Он жалел себя. «Мне теперь нечего будет предвкушать, не о ком заботиться. Разве это справедливо, когда тебя бросает женщина, которую ты спас с таким риском для себя? Если бы не я, ее отправили бы обратно в Германию. Ведь наше правительство проявляет такую осмотрительность…»
– Но она-то это сделала не просто из осмотрительности, – шептал я ему, – бросить тебя для нее меньшее зло, чем бросить то правое дело, за которое она борется.
– Дурак, – сказал черт, – ты был для нее лишь счастливой случайностью, одной из многих, позволивших ей спастись от немцев.
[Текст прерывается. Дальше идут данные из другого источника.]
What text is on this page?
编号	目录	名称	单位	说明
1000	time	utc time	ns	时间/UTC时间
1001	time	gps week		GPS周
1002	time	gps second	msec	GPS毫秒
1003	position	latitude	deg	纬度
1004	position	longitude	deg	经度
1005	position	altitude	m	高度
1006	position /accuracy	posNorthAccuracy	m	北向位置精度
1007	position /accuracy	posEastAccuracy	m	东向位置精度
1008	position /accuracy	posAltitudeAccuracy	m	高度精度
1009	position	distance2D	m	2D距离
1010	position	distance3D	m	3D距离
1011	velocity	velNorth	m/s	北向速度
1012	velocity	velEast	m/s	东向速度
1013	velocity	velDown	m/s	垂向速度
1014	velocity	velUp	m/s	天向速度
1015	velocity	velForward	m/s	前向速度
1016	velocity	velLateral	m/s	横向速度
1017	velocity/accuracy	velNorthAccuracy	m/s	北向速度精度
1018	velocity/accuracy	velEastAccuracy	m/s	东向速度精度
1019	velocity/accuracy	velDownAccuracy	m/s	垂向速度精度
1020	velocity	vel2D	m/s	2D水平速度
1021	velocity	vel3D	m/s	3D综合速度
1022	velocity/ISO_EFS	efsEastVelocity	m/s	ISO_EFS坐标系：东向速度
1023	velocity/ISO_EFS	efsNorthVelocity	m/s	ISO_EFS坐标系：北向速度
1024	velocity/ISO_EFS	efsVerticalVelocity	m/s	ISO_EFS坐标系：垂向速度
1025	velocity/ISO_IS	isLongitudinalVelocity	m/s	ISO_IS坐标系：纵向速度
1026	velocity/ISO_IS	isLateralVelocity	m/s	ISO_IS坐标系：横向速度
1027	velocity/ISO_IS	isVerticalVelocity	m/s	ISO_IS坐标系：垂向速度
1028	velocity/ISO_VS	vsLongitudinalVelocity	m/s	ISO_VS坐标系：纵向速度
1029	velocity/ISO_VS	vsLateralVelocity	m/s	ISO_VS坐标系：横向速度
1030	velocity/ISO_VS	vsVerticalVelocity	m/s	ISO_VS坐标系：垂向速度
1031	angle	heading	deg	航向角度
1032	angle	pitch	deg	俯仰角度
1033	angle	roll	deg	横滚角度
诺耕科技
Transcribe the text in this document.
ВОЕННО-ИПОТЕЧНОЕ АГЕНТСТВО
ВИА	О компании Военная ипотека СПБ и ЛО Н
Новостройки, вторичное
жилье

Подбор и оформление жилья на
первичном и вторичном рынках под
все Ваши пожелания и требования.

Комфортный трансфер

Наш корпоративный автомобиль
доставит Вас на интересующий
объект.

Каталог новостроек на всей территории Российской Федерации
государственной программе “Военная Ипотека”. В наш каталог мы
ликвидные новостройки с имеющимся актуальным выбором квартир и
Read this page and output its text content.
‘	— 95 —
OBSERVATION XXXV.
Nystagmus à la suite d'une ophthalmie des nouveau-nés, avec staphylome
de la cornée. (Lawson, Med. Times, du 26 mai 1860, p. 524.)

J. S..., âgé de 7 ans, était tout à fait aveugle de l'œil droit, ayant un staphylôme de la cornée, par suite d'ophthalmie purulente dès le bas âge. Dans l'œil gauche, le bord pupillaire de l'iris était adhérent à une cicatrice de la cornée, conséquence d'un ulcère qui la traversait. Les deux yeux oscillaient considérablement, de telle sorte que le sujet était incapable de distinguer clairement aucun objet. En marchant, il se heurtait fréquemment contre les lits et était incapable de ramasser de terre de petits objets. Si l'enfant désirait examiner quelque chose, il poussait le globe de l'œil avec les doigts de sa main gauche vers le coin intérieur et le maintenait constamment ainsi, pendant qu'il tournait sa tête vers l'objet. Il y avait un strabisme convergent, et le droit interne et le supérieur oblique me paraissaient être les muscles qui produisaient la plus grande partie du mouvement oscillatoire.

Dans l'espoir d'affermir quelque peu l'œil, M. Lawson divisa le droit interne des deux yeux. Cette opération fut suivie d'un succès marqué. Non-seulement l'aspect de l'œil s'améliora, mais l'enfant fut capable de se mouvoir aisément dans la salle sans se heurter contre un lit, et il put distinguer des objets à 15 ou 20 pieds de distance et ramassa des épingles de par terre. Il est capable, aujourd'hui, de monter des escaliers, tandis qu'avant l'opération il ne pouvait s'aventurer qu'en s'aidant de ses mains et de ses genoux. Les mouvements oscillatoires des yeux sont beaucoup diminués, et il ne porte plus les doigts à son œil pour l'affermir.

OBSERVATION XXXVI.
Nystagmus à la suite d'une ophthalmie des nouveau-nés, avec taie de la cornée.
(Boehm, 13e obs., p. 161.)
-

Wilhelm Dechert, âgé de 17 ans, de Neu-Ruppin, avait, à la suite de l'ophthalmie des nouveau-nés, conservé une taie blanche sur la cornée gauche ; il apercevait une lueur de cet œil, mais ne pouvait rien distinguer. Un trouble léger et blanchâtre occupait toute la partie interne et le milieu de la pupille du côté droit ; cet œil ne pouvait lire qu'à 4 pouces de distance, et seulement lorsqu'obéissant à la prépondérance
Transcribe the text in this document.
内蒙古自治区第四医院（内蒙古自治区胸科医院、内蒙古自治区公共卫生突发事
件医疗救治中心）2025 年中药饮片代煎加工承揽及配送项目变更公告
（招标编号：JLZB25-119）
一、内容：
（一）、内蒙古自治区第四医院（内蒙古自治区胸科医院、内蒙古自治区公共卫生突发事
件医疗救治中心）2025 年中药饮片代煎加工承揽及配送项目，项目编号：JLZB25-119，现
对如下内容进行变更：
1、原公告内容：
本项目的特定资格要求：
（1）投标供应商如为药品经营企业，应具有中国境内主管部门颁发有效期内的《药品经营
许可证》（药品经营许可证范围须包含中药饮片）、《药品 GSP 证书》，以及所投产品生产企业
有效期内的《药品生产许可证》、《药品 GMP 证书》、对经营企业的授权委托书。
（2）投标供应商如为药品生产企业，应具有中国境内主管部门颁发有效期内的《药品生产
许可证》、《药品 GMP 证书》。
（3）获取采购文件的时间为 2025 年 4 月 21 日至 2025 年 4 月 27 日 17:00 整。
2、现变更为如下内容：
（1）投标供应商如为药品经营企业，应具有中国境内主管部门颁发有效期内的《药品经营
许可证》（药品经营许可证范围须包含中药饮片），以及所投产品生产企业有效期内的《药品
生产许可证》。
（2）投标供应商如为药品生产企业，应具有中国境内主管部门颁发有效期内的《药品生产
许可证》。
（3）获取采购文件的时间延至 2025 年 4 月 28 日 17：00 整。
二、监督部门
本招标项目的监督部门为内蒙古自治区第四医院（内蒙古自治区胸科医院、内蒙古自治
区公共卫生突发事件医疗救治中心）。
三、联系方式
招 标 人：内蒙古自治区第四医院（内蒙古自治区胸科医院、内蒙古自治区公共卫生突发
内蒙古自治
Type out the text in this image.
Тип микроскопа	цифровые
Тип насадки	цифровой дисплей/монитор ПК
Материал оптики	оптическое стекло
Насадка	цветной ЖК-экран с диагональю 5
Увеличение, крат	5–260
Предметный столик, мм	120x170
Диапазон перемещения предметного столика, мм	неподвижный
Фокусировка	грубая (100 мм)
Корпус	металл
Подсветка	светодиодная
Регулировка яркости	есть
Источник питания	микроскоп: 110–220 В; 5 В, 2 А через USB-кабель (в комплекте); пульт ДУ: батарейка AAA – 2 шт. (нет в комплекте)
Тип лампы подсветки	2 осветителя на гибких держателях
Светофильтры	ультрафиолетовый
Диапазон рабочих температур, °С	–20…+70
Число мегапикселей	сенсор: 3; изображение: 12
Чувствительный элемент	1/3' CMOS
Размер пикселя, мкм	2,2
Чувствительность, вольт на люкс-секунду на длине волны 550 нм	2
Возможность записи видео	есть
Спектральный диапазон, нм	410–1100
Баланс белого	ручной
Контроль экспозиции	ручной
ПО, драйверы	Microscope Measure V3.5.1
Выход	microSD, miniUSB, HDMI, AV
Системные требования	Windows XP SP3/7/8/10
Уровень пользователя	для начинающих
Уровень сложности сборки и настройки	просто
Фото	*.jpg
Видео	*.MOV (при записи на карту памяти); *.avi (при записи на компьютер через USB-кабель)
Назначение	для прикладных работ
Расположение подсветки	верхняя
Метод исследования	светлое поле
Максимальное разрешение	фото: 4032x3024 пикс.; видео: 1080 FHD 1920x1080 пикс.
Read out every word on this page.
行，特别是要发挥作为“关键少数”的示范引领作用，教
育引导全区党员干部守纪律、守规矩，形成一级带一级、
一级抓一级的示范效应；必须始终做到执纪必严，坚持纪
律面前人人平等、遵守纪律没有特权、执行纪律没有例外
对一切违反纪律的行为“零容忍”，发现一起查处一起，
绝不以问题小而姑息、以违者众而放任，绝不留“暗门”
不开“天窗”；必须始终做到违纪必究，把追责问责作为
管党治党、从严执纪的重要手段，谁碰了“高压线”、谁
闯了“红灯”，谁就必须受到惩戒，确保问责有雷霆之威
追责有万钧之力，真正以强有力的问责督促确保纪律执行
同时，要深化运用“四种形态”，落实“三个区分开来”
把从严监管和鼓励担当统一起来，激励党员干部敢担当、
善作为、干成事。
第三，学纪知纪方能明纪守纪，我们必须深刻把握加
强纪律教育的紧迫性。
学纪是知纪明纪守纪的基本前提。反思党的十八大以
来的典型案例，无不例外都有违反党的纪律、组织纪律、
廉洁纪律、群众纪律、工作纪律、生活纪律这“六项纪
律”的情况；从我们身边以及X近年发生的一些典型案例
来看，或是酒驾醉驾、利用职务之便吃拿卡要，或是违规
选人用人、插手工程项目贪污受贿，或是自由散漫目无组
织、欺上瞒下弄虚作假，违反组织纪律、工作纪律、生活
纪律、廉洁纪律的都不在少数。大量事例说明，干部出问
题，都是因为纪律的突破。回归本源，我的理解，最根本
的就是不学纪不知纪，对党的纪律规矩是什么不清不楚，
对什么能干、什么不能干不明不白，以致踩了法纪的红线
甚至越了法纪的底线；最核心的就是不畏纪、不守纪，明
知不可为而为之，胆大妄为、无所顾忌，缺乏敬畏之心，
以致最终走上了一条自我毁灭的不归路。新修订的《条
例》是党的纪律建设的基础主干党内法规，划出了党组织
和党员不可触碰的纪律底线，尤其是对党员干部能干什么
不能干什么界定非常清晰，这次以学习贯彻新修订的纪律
– Не будь таким эгоистом, – продолжал я нашептывать моему подопечному, потому что возражать черту не имею права, ибо обязан вообще отрицать его существование.
Сидя съежившись на вентиляционной трубе, я наблюдал за тем, как они снова появились наверху, уже без багажа, и стали прохаживаться по палубе.
– Если война и правда так быстро закончится, как ты говоришь, то прекрасно можно не плыть ни в какую Америку.
– Это я так думаю, что война скоро закончится, но точно не знаю. Мне нельзя забывать о моих родственниках и о товарищах по партии, с которыми в Германии так жестоко обращаются. Из Америки я смогу им помогать. А из такой маленькой страны, как Голландия, не получится.
Ее слова были правдой, но не совсем правдой, как и вообще все, что говорят люди. Это правда, что из Голландии она не могла бы помочь ни родственникам, сидевшим в концлагерях, ни товарищам по партии, которые прятались по разным подпольным адресам, не имея правильных документов и денег. Это правда. Но не ради этой правды она уезжала от Альберехта.
Полный тридцативосьмилетний мужчина. По розовому, слишком тщательно выбритому лицу и по слишком аккуратной стрижке, но особенно по мутноватым глазам было видно, что он в недавнем прошлом весьма и весьма злоупотреблял спиртным.
Познакомившись с ней, бросил пить.
Он знал, что у него много недостатков. Наверное, слишком много, чтобы она связала с ним свою жизнь навсегда? Он сделал все возможное, чтобы исправиться. Все равно недостаточно? Неделю назад он еще и бросил курить.
Все то время, что он был знаком с этой женщиной, его мозг сверлила дьявольская мысль:
В ее положении она просто-напросто не могла не лечь в постель со своим спасителем, не сделать того, о чем он просил. «Даже если бы я был самым отвратительным чудовищем на белом свете (а разве это не так? Алкоголь сочится из моих пор. Я старая развалина по сравнению с ней, ведь ей самое большее двадцать пять лет)».
Двадцать пять лет. Такой возраст значился в ее фальшивом паспорте, и ему никогда не приходило в голову спросить у нее, правда ли ей столько. Он знал только ее фальшивые имя и фамилию, фальшивое место рождения и фальшивый возраст.
В паспорте, по которому она смогла купить билет в Америку благодаря совершенному Альберехтом подлогу в документах, тоже значились фальшивая фамилия (но другая), фальшивое место рождения и фальшивая дата рождения.
Альберехт был прокурором и потому имел связи.
Я видел, как они медленно идут мимо меня по ржавой палубе, покрытой лужами с тоскливыми радугами от пленочки отработанного машинного масла на поверхности. Я подслушивал их разговор, хотя ветер дул не в мою сторону.
Она достала из кармана пальто платок и повязала на голову. Ветер из свинцовых туч дул во всю силу, и левой рукой она придерживала узел платка у подбородка.
Он тоже крепко держал шляпу за поля. Так что они оба напряженно занимались одним и тем же – борьбой с ветром, но это общее дело их не связывало, а, наоборот, отвлекало внимание друг от друга и приковывало его к двум обыденным предметам, которые не были общими: к платку, к шляпе.